This epidemiologic disparity between donor size and recipient nee

This epidemiologic disparity between donor size and recipient needs led to the use of reduction hepatectomies/segment liver transplantation and the development of other innovative transplant surgical techniques based on reduced size grafts, including split liver transplantation and the

use of organs from living donors.[96-99] These advances allowed more widespread application of liver transplantation for children. During 2011-2012, 64 centers performed at least one liver transplant in a patient <18 years of age; 23 programs performed 20 or more transplants in this population during that time frame.[100] Pediatric pretransplant Staurosporine concentration mortality has steadily decreased, most dramatically for candidates less than 1 year of age. The number of new pediatric candidates added to the liver transplant waiting

list was 704 in 2011.[100, 101] In 2011, there were 477 deceased donor pediatric liver transplants and 59 living donor transplants. Graft survival has continued to improve for pediatric recipients. Despite this high success rate, challenges remain, including the need for targeted preoperative management to address the problems of malnutrition, and improved methods to prevent graft loss while avoiding the consequences of immunosuppression, such as posttransplant lymphoproliferative disease (PTLD) and renal injury.[99] All elements were in place for expansion and validation of Pediatric Hepatology. In the mid-1990s centers that focused this website on Pediatric Hepatology became a component of many divisions of Pediatric click here Gastroenterology.

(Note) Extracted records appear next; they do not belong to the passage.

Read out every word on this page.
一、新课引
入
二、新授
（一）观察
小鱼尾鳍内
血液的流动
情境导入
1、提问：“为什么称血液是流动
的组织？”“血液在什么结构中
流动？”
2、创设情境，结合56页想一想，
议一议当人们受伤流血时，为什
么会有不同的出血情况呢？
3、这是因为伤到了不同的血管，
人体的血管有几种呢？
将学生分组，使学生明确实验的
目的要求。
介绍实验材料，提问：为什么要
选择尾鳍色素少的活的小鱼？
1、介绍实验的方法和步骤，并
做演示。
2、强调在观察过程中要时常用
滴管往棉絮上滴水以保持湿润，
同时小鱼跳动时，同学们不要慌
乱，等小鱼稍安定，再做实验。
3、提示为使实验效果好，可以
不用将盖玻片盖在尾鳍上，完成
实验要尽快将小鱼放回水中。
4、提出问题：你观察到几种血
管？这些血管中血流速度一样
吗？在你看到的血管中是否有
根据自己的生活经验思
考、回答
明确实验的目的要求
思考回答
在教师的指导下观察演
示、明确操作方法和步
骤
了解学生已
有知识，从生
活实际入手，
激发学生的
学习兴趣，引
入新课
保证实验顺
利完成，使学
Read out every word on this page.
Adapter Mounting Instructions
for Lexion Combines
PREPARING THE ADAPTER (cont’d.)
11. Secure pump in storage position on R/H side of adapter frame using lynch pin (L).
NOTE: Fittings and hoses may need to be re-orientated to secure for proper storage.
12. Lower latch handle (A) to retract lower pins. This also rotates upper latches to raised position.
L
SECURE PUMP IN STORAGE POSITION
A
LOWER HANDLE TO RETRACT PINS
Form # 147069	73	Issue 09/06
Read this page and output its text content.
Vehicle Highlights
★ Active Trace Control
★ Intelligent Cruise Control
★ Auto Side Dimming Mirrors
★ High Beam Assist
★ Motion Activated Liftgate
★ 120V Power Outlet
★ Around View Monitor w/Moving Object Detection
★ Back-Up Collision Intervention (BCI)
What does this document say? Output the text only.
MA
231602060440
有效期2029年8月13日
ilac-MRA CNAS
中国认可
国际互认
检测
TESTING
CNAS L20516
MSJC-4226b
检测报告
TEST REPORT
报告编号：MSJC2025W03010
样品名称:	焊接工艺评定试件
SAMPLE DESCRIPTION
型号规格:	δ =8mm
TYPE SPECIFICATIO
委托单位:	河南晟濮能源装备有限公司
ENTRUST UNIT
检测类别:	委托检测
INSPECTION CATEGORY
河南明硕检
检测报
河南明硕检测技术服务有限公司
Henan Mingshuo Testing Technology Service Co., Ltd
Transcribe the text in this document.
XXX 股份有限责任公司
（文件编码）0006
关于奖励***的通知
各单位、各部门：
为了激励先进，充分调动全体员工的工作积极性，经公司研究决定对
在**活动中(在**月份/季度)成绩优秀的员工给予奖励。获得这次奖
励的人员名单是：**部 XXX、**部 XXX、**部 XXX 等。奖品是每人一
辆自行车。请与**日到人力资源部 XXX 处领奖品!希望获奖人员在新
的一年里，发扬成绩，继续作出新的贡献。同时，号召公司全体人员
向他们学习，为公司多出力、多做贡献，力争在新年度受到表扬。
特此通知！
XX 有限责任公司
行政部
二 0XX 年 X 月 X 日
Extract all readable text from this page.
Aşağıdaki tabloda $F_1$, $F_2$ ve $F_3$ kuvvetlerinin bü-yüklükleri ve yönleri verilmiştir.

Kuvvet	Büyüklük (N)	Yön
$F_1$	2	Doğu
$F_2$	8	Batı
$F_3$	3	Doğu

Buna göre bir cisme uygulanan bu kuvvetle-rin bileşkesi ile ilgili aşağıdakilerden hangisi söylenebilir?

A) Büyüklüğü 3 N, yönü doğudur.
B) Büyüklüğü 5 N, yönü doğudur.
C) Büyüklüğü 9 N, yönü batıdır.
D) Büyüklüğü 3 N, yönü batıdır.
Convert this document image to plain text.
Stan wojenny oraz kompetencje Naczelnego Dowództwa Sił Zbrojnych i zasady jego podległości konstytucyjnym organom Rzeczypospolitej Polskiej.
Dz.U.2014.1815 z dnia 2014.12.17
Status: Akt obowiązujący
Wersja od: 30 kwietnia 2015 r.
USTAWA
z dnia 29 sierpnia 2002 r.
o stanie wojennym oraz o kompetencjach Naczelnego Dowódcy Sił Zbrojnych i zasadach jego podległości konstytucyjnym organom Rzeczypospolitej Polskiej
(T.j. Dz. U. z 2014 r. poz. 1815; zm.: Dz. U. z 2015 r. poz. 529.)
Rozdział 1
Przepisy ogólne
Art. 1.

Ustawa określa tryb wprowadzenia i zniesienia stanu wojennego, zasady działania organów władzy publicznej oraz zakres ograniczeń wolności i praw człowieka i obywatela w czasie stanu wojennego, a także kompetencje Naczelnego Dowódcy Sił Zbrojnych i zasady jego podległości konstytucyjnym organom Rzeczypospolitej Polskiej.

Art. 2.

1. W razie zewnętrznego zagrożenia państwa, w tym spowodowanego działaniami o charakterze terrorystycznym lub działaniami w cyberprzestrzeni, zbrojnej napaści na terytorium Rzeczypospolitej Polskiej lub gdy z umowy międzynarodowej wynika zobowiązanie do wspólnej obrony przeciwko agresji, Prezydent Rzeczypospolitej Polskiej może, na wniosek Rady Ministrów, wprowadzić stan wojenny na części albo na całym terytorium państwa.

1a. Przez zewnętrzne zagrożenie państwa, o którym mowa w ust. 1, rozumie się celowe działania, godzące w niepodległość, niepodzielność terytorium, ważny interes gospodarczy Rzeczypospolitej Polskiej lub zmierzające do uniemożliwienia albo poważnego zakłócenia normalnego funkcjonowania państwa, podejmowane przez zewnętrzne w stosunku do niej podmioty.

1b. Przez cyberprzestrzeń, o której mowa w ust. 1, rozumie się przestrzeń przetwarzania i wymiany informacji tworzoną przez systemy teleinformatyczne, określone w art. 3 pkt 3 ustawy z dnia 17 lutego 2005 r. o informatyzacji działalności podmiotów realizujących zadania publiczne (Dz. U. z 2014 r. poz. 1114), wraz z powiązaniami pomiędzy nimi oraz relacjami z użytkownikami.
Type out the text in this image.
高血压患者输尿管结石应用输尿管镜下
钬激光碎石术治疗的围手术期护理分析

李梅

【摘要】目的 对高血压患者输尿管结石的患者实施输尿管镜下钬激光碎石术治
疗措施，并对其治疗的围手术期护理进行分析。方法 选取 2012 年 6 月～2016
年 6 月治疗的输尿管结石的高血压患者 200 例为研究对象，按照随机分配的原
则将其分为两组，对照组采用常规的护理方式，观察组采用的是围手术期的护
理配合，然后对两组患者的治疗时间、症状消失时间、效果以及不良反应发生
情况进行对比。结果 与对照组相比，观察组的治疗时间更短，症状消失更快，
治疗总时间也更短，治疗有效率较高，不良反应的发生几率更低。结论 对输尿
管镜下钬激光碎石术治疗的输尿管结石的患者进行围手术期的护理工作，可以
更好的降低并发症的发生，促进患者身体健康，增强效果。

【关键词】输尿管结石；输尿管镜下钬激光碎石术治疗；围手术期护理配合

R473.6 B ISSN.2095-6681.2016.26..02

Research flourished with the application of state-of-the-art cellular and molecular biology techniques and the emergence of molecular genetics, which enhanced our understanding and recognition of the pathophysiological and genetic basis of an increasing number of disorders of the liver

in children.[102] With clinical and research efforts converging, the field rapidly gained momentum. The next key ingredient to establishing the formal field was to create and sustain a critical mass and validate the concept of Pediatric Hepatology as an academic subspecialty. In a decision that reflected validation and maturity, “Hepatology” was added to the name of the major Pediatric Gastroenterology society—which became the North American Society of Pediatric Gastroenterology, Hepatology and Nutrition (NASPGHAN). This is symmetrical with the European Society for Pediatric Gastroenterology, Hepatology, and Nutrition (ESPGHAN). In 1993, perhaps as a measure of the growth of the field (or the verbosity of the author) the chapter on Liver Disease in Infancy and Childhood in the 7th Edition of Diseases of the Liver (Leon and Eugene Schiff; editors) was 104 pages long!103 A community of colleagues interested in Pediatric Hepatology was being built.